Active volcanoes dominate the skyline of the Pacific Northwest.

Cascade Range Volcanoes (Public domain.)

The familiar snow-clad peaks of the Cascade Range are part of a 1,300 km (800 mi) chain of volcanoes, which extends from northern California to southern British Columbia. The volcanoes are the result of the slow slide of dense oceanic crust as it sinks beneath North America (subduction), which releases water and melts overlying rock. This rich volcanic zone contains the well-known landmark volcanoes and approximately 2,900 other known volcanic features ranging from small cinder cones to substantial shield volcanoes.

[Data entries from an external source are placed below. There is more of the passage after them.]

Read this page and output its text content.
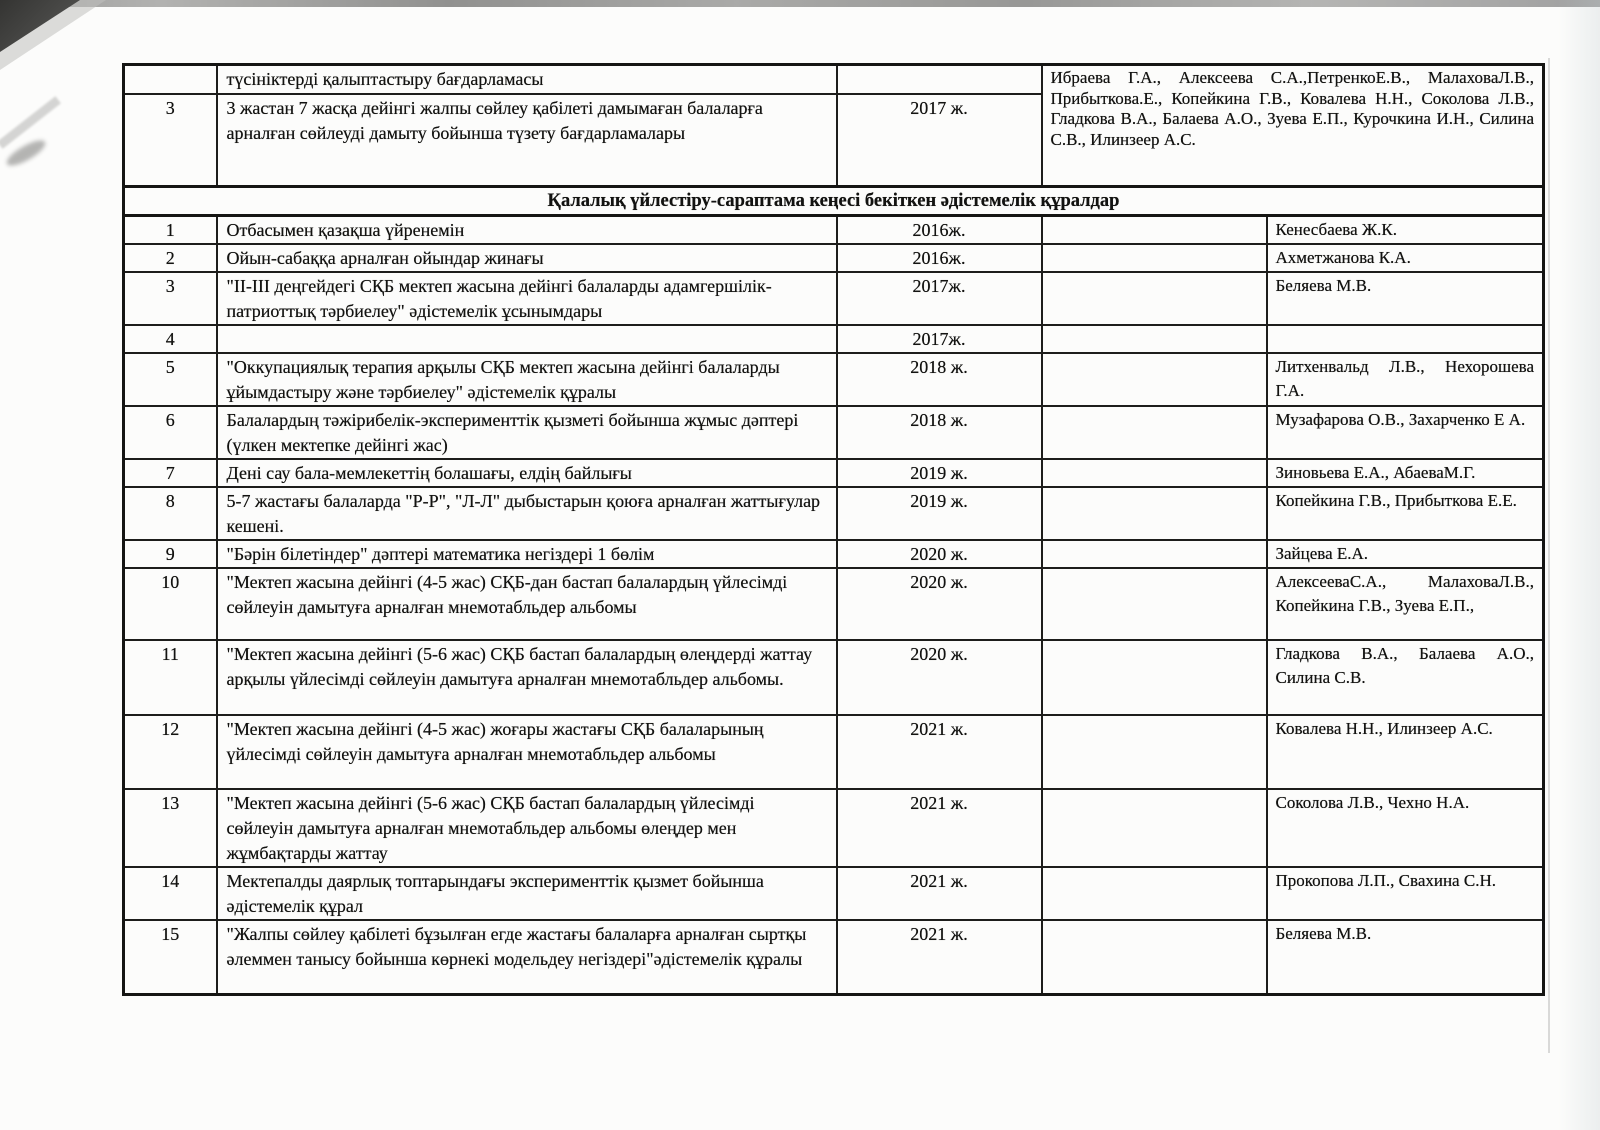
	түсініктерді қалыптастыру бағдарламасы		Ибраева Г.А., Алексеева С.А.,ПетренкоЕ.В., МалаховаЛ.В., Прибыткова.Е., Копейкина Г.В., Ковалева Н.Н., Соколова Л.В., Гладкова В.А., Балаева А.О., Зуева Е.П., Курочкина И.Н., Силина С.В., Илинзеер А.С.	
3	3 жастан 7 жасқа дейінгі жалпы сөйлеу қабілеті дамымаған балаларға арналған сөйлеуді дамыту бойынша түзету бағдарламалары	2017 ж.		
Қалалық үйлестіру-сараптама кеңесі бекіткен әдістемелік құралдар				
1	Отбасымен қазақша үйренемін	2016ж.		Кенесбаева Ж.К.
2	Ойын-сабаққа арналған ойындар жинағы	2016ж.		Ахметжанова К.А.
3	"II-III деңгейдегі СҚБ мектеп жасына дейінгі балаларды адамгершілік-патриоттық тәрбиелеу" әдістемелік ұсынымдары	2017ж.		Беляева М.В.
4		2017ж.		
5	"Оккупациялық терапия арқылы СҚБ мектеп жасына дейінгі балаларды ұйымдастыру және тәрбиелеу" әдістемелік құралы	2018 ж.		Литхенвальд Л.В., Нехорошева Г.А.
6	Балалардың тәжірибелік-эксперименттік қызметі бойынша жұмыс дәптері (үлкен мектепке дейінгі жас)	2018 ж.		Музафарова О.В., Захарченко Е А.
7	Дені сау бала-мемлекеттің болашағы, елдің байлығы	2019 ж.		Зиновьева Е.А., АбаеваМ.Г.
8	5-7 жастағы балаларда "Р-Р", "Л-Л" дыбыстарын қоюға арналған жаттығулар кешені.	2019 ж.		Копейкина Г.В., Прибыткова Е.Е.
9	"Бәрін білетіндер" дәптері математика негіздері 1 бөлім	2020 ж.		Зайцева Е.А.
10	"Мектеп жасына дейінгі (4-5 жас) СҚБ-дан бастап балалардың үйлесімді сөйлеуін дамытуға арналған мнемотабльдер альбомы	2020 ж.		АлексееваС.А., МалаховаЛ.В., Копейкина Г.В., Зуева Е.П.,
11	"Мектеп жасына дейінгі (5-6 жас) СҚБ бастап балалардың өлеңдерді жаттау арқылы үйлесімді сөйлеуін дамытуға арналған мнемотабльдер альбомы.	2020 ж.		Гладкова В.А., Балаева А.О., Силина С.В.
12	"Мектеп жасына дейінгі (4-5 жас) жоғары жастағы СҚБ балаларының үйлесімді сөйлеуін дамытуға арналған мнемотабльдер альбомы	2021 ж.		Ковалева Н.Н., Илинзеер А.С.
13	"Мектеп жасына дейінгі (5-6 жас) СҚБ бастап балалардың үйлесімді сөйлеуін дамытуға арналған мнемотабльдер альбомы өлеңдер мен жұмбақтарды жаттау	2021 ж.		Соколова Л.В., Чехно Н.А.
14	Мектепалды даярлық топтарындағы эксперименттік қызмет бойынша әдістемелік құрал	2021 ж.		Прокопова Л.П., Свахина С.Н.
15	"Жалпы сөйлеу қабілеті бұзылған егде жастағы балаларға арналған сыртқы әлеммен танысу бойынша көрнекі модельдеу негіздері"әдістемелік құралы	2021 ж.		Беляева М.В.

Eruptions in the Cascade Range during the past 4000 years. USGS GIP...
Eruptions in the Cascade Range during the past 4000 years. USGS GIP 63 (Public domain.)

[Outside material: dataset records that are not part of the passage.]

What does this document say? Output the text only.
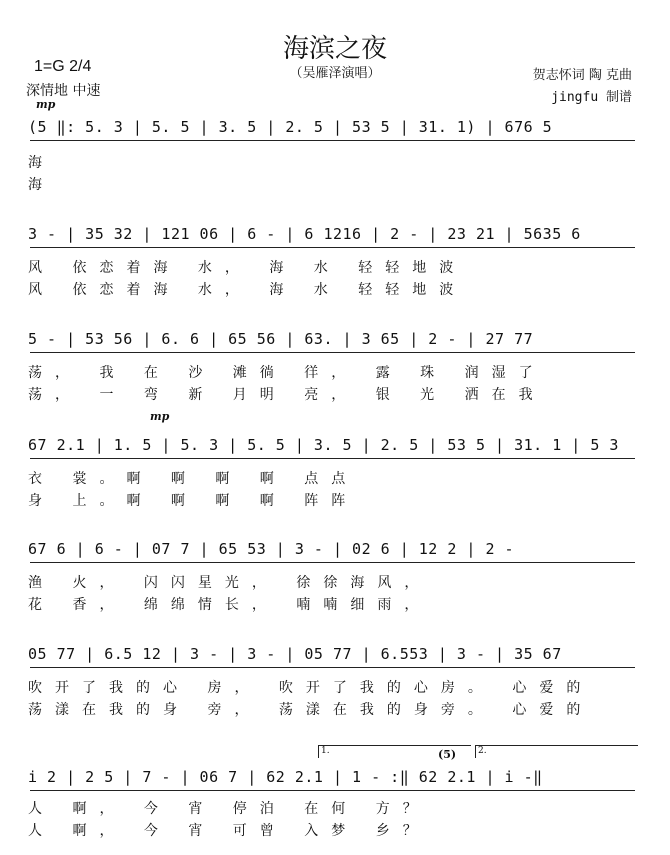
海滨之夜
（吴雁泽演唱）
1=G 2/4
深情地 中速
贺志怀词 陶 克曲
jingfu 制谱
mp
mp
(5 ‖: 5. 3 | 5. 5 | 3. 5 | 2. 5 | 53 5 | 31. 1) | 676 5
海
海
3 - | 35 32 | 121 06 | 6 - | 6 1216 | 2 - | 23 21 | 5635 6
风 依恋着海 水， 海 水 轻轻地波
风 依恋着海 水， 海 水 轻轻地波
5 - | 53 56 | 6. 6 | 65 56 | 63. | 3 65 | 2 - | 27 77
荡， 我 在 沙 滩徜 徉， 露 珠 润湿了
荡， 一 弯 新 月明 亮， 银 光 洒在我
67 2.1 | 1. 5 | 5. 3 | 5. 5 | 3. 5 | 2. 5 | 53 5 | 31. 1 | 5 3
衣 裳。啊 啊 啊 啊 点点
身 上。啊 啊 啊 啊 阵阵
67 6 | 6 - | 07 7 | 65 53 | 3 - | 02 6 | 12 2 | 2 -
渔 火， 闪闪星光， 徐徐海风，
花 香， 绵绵情长， 喃喃细雨，
05 77 | 6.5 12 | 3 - | 3 - | 05 77 | 6.553 | 3 - | 35 67
吹开了我的心 房， 吹开了我的心房。 心爱的
荡漾在我的身 旁， 荡漾在我的身旁。 心爱的
1.	2.
(5)
i 2 | 2 5 | 7 - | 06 7 | 62 2.1 | 1 - :‖ 62 2.1 | i -‖
人 啊， 今 宵 停泊 在何 方？
人 啊， 今 宵 可曾 入梦 乡？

Cascade volcanoes have erupted in the recent past and will erupt again.

The time between eruptions is usually measured in decades or centuries, so eruptions are not a part of our everyday experience. However, recent eruptions at Mount St. Helens vividly demonstrate the power and impacts that Cascade volcanoes can unleash when they do erupt.

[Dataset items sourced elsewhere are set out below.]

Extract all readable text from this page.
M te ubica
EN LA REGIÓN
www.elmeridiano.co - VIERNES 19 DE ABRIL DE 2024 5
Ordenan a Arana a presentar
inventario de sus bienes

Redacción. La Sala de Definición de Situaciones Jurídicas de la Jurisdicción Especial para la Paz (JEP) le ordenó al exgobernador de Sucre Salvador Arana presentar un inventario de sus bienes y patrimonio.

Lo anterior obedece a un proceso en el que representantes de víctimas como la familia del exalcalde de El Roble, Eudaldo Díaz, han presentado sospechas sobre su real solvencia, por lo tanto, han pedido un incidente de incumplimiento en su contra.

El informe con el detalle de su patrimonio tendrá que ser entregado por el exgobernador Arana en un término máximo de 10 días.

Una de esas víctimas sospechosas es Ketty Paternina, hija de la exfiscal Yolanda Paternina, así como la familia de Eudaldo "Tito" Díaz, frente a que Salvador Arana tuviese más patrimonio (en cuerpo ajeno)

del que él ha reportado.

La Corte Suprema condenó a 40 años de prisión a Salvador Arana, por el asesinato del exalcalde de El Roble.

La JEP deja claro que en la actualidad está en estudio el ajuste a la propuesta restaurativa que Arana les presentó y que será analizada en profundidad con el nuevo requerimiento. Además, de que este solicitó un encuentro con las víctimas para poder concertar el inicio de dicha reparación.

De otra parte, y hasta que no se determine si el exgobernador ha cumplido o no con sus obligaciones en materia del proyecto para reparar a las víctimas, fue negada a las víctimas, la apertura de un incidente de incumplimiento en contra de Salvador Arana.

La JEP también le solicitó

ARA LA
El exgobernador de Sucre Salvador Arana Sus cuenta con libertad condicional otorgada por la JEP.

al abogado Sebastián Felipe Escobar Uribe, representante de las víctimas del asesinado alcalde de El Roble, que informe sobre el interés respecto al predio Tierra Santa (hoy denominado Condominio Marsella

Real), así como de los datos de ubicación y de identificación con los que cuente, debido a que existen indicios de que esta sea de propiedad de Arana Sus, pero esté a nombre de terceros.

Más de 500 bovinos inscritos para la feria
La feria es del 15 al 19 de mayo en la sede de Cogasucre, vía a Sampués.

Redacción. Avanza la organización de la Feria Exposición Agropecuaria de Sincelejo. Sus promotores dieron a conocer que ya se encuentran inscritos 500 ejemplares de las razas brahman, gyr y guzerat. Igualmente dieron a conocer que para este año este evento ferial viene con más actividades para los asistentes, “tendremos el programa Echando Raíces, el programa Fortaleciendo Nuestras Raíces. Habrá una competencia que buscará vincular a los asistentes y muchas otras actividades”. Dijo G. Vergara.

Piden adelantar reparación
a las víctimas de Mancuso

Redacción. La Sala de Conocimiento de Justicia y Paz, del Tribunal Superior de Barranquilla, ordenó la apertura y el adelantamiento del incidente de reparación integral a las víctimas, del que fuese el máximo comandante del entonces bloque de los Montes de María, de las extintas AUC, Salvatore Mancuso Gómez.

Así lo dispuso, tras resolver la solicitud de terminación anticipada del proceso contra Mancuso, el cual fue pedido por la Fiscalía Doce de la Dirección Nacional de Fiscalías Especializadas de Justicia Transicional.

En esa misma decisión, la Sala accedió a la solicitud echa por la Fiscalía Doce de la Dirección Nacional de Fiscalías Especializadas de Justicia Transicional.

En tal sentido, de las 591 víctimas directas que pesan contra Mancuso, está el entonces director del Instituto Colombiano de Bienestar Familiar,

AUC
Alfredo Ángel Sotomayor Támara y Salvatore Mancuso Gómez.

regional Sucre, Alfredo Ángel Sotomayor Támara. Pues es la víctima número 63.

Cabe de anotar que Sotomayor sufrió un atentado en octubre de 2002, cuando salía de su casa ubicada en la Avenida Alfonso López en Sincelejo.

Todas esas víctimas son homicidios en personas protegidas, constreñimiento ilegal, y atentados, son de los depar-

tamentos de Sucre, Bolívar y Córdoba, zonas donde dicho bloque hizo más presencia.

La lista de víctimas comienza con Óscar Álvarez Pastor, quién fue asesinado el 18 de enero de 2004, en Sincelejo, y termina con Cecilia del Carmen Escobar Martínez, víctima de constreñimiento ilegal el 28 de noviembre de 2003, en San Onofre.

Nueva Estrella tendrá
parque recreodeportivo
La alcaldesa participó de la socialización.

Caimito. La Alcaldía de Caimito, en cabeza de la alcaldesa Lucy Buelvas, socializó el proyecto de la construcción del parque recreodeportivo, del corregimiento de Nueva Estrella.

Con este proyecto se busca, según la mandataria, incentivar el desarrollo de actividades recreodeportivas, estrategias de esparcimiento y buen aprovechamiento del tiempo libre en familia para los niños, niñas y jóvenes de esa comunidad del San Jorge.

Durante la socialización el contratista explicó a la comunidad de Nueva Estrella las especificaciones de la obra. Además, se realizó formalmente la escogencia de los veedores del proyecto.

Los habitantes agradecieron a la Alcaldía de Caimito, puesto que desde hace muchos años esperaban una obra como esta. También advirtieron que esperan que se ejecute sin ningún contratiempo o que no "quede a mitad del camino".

During the past 4,000 years, periods of eruptive activity at various Cascade volcanoes have lasted for a few to tens of years per century. Locate the volcano closest to you by visiting the map on our home page. Seven Cascade volcanoes have erupted since the beginning of the eighteenth century. Some of those eruptions would have caused considerable property damage, economic disruption, and loss of life if they had occurred today without warning:

  • Mount Baker–1843, steam blast, ash fall, debris avalanche
  • Mount St. Helens–1980, catastrophic collapse/eruption, 2004-04, lava eruption
  • Mount Hood–1781, eruption, lahar flows to Columbia River

Population growth means increase in risk.

As population increases in the Pacific Northwest, areas near the volcanoes are becoming developed and more people and property are at risk. The principal hazards to people in the Pacific Northwest are from lahars and ash fall. Lahars(volcanic mudflows) can destroy buildings and infrastructure. Eruptions that include volcanic ash can be especially dangerous for aircraft, even at long distances from the volcano, because volcanic ash can clog and shut down their engines. To learn more, read about volcanic hazards on this website.

National volcanic threat assessment identifies risks to populated areas.

Volcanic threat is the combination of hazards (the dangerous or destructive natural phenomena produced by a volcano) and exposure (the people and property at risk from the volcanic phenomena). Based upon eruption history and distance to population centers, a 2018 volcanic threat assessment designated nine volcanoes in Washington and Oregon with a "high" or "very high" rating. Very High Threat: Crater Lake, Glacier Peak, Mount Baker, Mount Hood, Mount Rainier, Mount St. Helens, Newberry, Three Sisters. HIGH: Mount Adams. 

Download the 2018 update to the U.S. Geological Survey national volcanic threat assessment

Mount Hood dominates the skyline outside of Portland, Oregon on a c...
Mount Hood dominates the skyline outside of Portland, Oregon on a clear day. An major eruption of Mount Hood would pose a great hazard to the regional economy.